Plaintiff also moves to dismiss Efromovich's counterclaim of fraudulent inducement for failure to state a cause of action. On a motion to dismiss for failure to state a cause of action, a court must assume the facts as alleged to be true, and "determine only whether the facts as alleged fit within any cognizable legal theory." Leon v. Martinez, 84 NY2d 83, 87-88 (1994). In contrast, "[a]llegations consisting of bare legal conclusions . . . are not presumed to be true and [are not] accorded every favorable inference." Biondi v. Beekman Hill House Apt. Corp., 257 AD2d 76, 81 (1st Dep't 1988).

Moreover, pursuant to CPLR § 3016(b), a cause of action based on misrepresentation or fraud must "state in detail the circumstances constituting the wrong.'" Bank Leumi Trust Company of New York v. D'Evori International, Inc., 163 AD2d 26, 31-32 (1st Dep't 1990) (quoting CPLR 3016(b)). Conclusory allegations of fraud are "wholly insufficient." Id.

Here, Efromovich asserts that he was given a written booklet that showed the projected value of the company, as well as several parties listed as "current clients" of the security. (See Answer and Counterclaims ¶ 5.) He alleges that he relied on these representations in signing the Guaranty. (Id.) He further alleges that, "notwithstanding the representations concerning the existence of [the current clients] as customers of Digex at the time Defendant signed the Guaranty, Digex had defaulted in contractual arrangements with those entities." (Id. § 7.)

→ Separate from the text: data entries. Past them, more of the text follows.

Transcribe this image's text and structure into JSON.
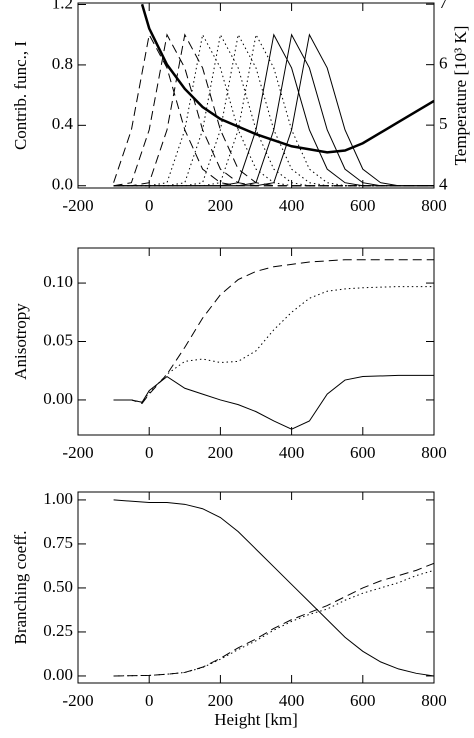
{
  "chart_data": [
    {
      "type": "line",
      "ylabel": "Contrib. func., I",
      "y2label": "Temperature [10³ K]",
      "xlim": [
        -200,
        800
      ],
      "xticks": [
        -200,
        0,
        200,
        400,
        600,
        800
      ],
      "ylim": [
        -0.015,
        1.21
      ],
      "yticks": [
        {
          "value": 0,
          "label": "0.0"
        },
        0.4,
        0.8,
        1.2
      ],
      "y2lim": [
        3.96,
        7.02
      ],
      "y2ticks": [
        4,
        5,
        6,
        7
      ],
      "x": [
        -100,
        -50,
        0,
        50,
        100,
        150,
        200,
        250,
        300,
        350,
        400,
        450,
        500,
        550,
        600,
        650,
        700,
        750,
        800
      ],
      "series": [
        {
          "color": "#000",
          "dash": "dashed",
          "values": [
            0.02,
            0.37,
            1,
            0.78,
            0.37,
            0.11,
            0.02,
            0,
            0,
            0,
            0,
            0,
            0,
            0,
            0,
            0,
            0,
            0,
            0
          ]
        },
        {
          "color": "#000",
          "dash": "dashed",
          "values": [
            0,
            0.02,
            0.37,
            1,
            0.78,
            0.37,
            0.11,
            0.02,
            0,
            0,
            0,
            0,
            0,
            0,
            0,
            0,
            0,
            0,
            0
          ]
        },
        {
          "color": "#000",
          "dash": "dashed",
          "values": [
            0,
            0,
            0.02,
            0.37,
            1,
            0.78,
            0.37,
            0.11,
            0.02,
            0,
            0,
            0,
            0,
            0,
            0,
            0,
            0,
            0,
            0
          ]
        },
        {
          "color": "#000",
          "dash": "dotted",
          "values": [
            0,
            0,
            0,
            0.02,
            0.37,
            1,
            0.78,
            0.37,
            0.11,
            0.02,
            0,
            0,
            0,
            0,
            0,
            0,
            0,
            0,
            0
          ]
        },
        {
          "color": "#000",
          "dash": "dotted",
          "values": [
            0,
            0,
            0,
            0,
            0.02,
            0.37,
            1,
            0.78,
            0.37,
            0.11,
            0.02,
            0,
            0,
            0,
            0,
            0,
            0,
            0,
            0
          ]
        },
        {
          "color": "#000",
          "dash": "dotted",
          "values": [
            0,
            0,
            0,
            0,
            0,
            0.02,
            0.37,
            1,
            0.78,
            0.37,
            0.11,
            0.02,
            0,
            0,
            0,
            0,
            0,
            0,
            0
          ]
        },
        {
          "color": "#000",
          "dash": "dotted",
          "values": [
            0,
            0,
            0,
            0,
            0,
            0,
            0.02,
            0.37,
            1,
            0.78,
            0.37,
            0.11,
            0.02,
            0,
            0,
            0,
            0,
            0,
            0
          ]
        },
        {
          "color": "#000",
          "dash": "solid",
          "values": [
            0,
            0,
            0,
            0,
            0,
            0,
            0,
            0.02,
            0.37,
            1,
            0.78,
            0.37,
            0.11,
            0.02,
            0,
            0,
            0,
            0,
            0
          ]
        },
        {
          "color": "#000",
          "dash": "solid",
          "values": [
            0,
            0,
            0,
            0,
            0,
            0,
            0,
            0,
            0.02,
            0.37,
            1,
            0.78,
            0.37,
            0.11,
            0.02,
            0,
            0,
            0,
            0
          ]
        },
        {
          "color": "#000",
          "dash": "solid",
          "values": [
            0,
            0,
            0,
            0,
            0,
            0,
            0,
            0,
            0,
            0.02,
            0.37,
            1,
            0.78,
            0.37,
            0.11,
            0.02,
            0,
            0,
            0
          ]
        },
        {
          "color": "#000",
          "dash": "solid",
          "width": 2.5,
          "axis": "y2",
          "x": [
            -20,
            0,
            50,
            100,
            150,
            200,
            300,
            400,
            500,
            550,
            600,
            700,
            800
          ],
          "values": [
            7.0,
            6.6,
            6.0,
            5.6,
            5.3,
            5.1,
            4.85,
            4.65,
            4.55,
            4.58,
            4.7,
            5.05,
            5.4
          ]
        }
      ]
    },
    {
      "type": "line",
      "ylabel": "Anisotropy",
      "xlim": [
        -200,
        800
      ],
      "xticks": [
        -200,
        0,
        200,
        400,
        600,
        800
      ],
      "ylim": [
        -0.03,
        0.13
      ],
      "yticks": [
        {
          "value": 0,
          "label": "0.00"
        },
        0.05,
        {
          "value": 0.1,
          "label": "0.10"
        }
      ],
      "x": [
        -100,
        -50,
        -20,
        0,
        50,
        100,
        150,
        200,
        250,
        300,
        350,
        400,
        450,
        500,
        550,
        600,
        700,
        800
      ],
      "series": [
        {
          "color": "#000",
          "dash": "solid",
          "values": [
            0,
            0,
            -0.002,
            0.008,
            0.02,
            0.01,
            0.005,
            0,
            -0.004,
            -0.01,
            -0.018,
            -0.025,
            -0.018,
            0.005,
            0.017,
            0.02,
            0.021,
            0.021
          ]
        },
        {
          "color": "#000",
          "dash": "dashed",
          "values": [
            0,
            0,
            -0.003,
            0.005,
            0.022,
            0.045,
            0.07,
            0.09,
            0.103,
            0.11,
            0.114,
            0.116,
            0.118,
            0.119,
            0.12,
            0.12,
            0.12,
            0.12
          ]
        },
        {
          "color": "#000",
          "dash": "dotted",
          "values": [
            0,
            0,
            -0.002,
            0.006,
            0.022,
            0.033,
            0.035,
            0.032,
            0.033,
            0.042,
            0.06,
            0.075,
            0.087,
            0.093,
            0.095,
            0.096,
            0.097,
            0.097
          ]
        }
      ]
    },
    {
      "type": "line",
      "ylabel": "Branching coeff.",
      "xlabel": "Height [km]",
      "xlim": [
        -200,
        800
      ],
      "xticks": [
        -200,
        0,
        200,
        400,
        600,
        800
      ],
      "ylim": [
        -0.04,
        1.045
      ],
      "yticks": [
        {
          "value": 0,
          "label": "0.00"
        },
        0.25,
        {
          "value": 0.5,
          "label": "0.50"
        },
        0.75,
        {
          "value": 1,
          "label": "1.00"
        }
      ],
      "x": [
        -100,
        0,
        50,
        100,
        150,
        200,
        250,
        300,
        350,
        400,
        450,
        500,
        550,
        600,
        650,
        700,
        750,
        800
      ],
      "series": [
        {
          "color": "#000",
          "dash": "solid",
          "values": [
            1.0,
            0.985,
            0.985,
            0.975,
            0.95,
            0.9,
            0.82,
            0.72,
            0.62,
            0.52,
            0.42,
            0.32,
            0.22,
            0.14,
            0.08,
            0.04,
            0.015,
            0.0
          ]
        },
        {
          "color": "#000",
          "dash": "dashed",
          "values": [
            0,
            0.003,
            0.01,
            0.02,
            0.05,
            0.1,
            0.16,
            0.21,
            0.27,
            0.32,
            0.36,
            0.4,
            0.45,
            0.5,
            0.54,
            0.57,
            0.6,
            0.64
          ]
        },
        {
          "color": "#000",
          "dash": "dotted",
          "values": [
            0,
            0.003,
            0.01,
            0.02,
            0.048,
            0.095,
            0.15,
            0.2,
            0.26,
            0.31,
            0.35,
            0.38,
            0.43,
            0.47,
            0.5,
            0.53,
            0.57,
            0.6
          ]
        }
      ]
    }
  ]
}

Even construing all of Efromovich's assertions of fact to be true, they amount to nothing more than "[a]llegations consisting of bare legal conclusions," and fail to "state in detail the circumstances constituting the wrong." Here, Efromovich has failed to allege why the default in contractual arrangements amounted to [*5]misrepresentation — that is, why default on contracts affected the parties' status as "current clients." He further does not sufficiently allege facts supporting a conclusion that he"justifiably relied" on this alleged misrepresentation, or how such misrepresentation was material. When a party "does not explain how he relied to his detriment" on the asserted misrepresentation . . . "it is not for [the court] to interject our supposition into plaintiff's pleading." Nicosia v. Bd. of Managers of the Weber House Condominium, 77 AD3d 455, 456 (1st Dep't 2010).

Since Efromovich has failed to state in detail the circumstances constituting the wrong,' as required by CPLR § 3016(b), his counterclaim for fraudulent inducement is dismissed.

Accordingly, it is

ORDERED that Plaintiff's motion for summary judgment is GRANTED, with respect to liability and the sum of $10,000,000;and it is further

ORDERED that Defendant's Counterclaim is DISMISSED; and it is further

ORDERED that the issue of costs and expenses, including reasonable attorneys' fees incurred in connection with Plaintiff's efforts to collect the purchase price pursuant to the Guaranty, is hereby referred to a Special Referee to hear and report with recommendations, except that, in the event of and upon the filing of a stipulation of the parties, as permitted by CPLR § 4317, the Special Referee, or another person designated by the parties to serve as referee, shall determine the aforesaid issue; and it is further

ORDERED that a copy of this order with notice of entry shall be served on the Special Referee Clerk (Room 119) to arrange a date for the reference to a Special Referee.

DATED: January 4, 2012

E N T E R :

___________________________

J.S.C.

Footnotes


Footnote 1:A copy of the Guaranty is annexed to the Affidavit of Lawrence M. Teitelbaum in Support of Plaintiff's Motion for Summary Judgment, at Exhibit B.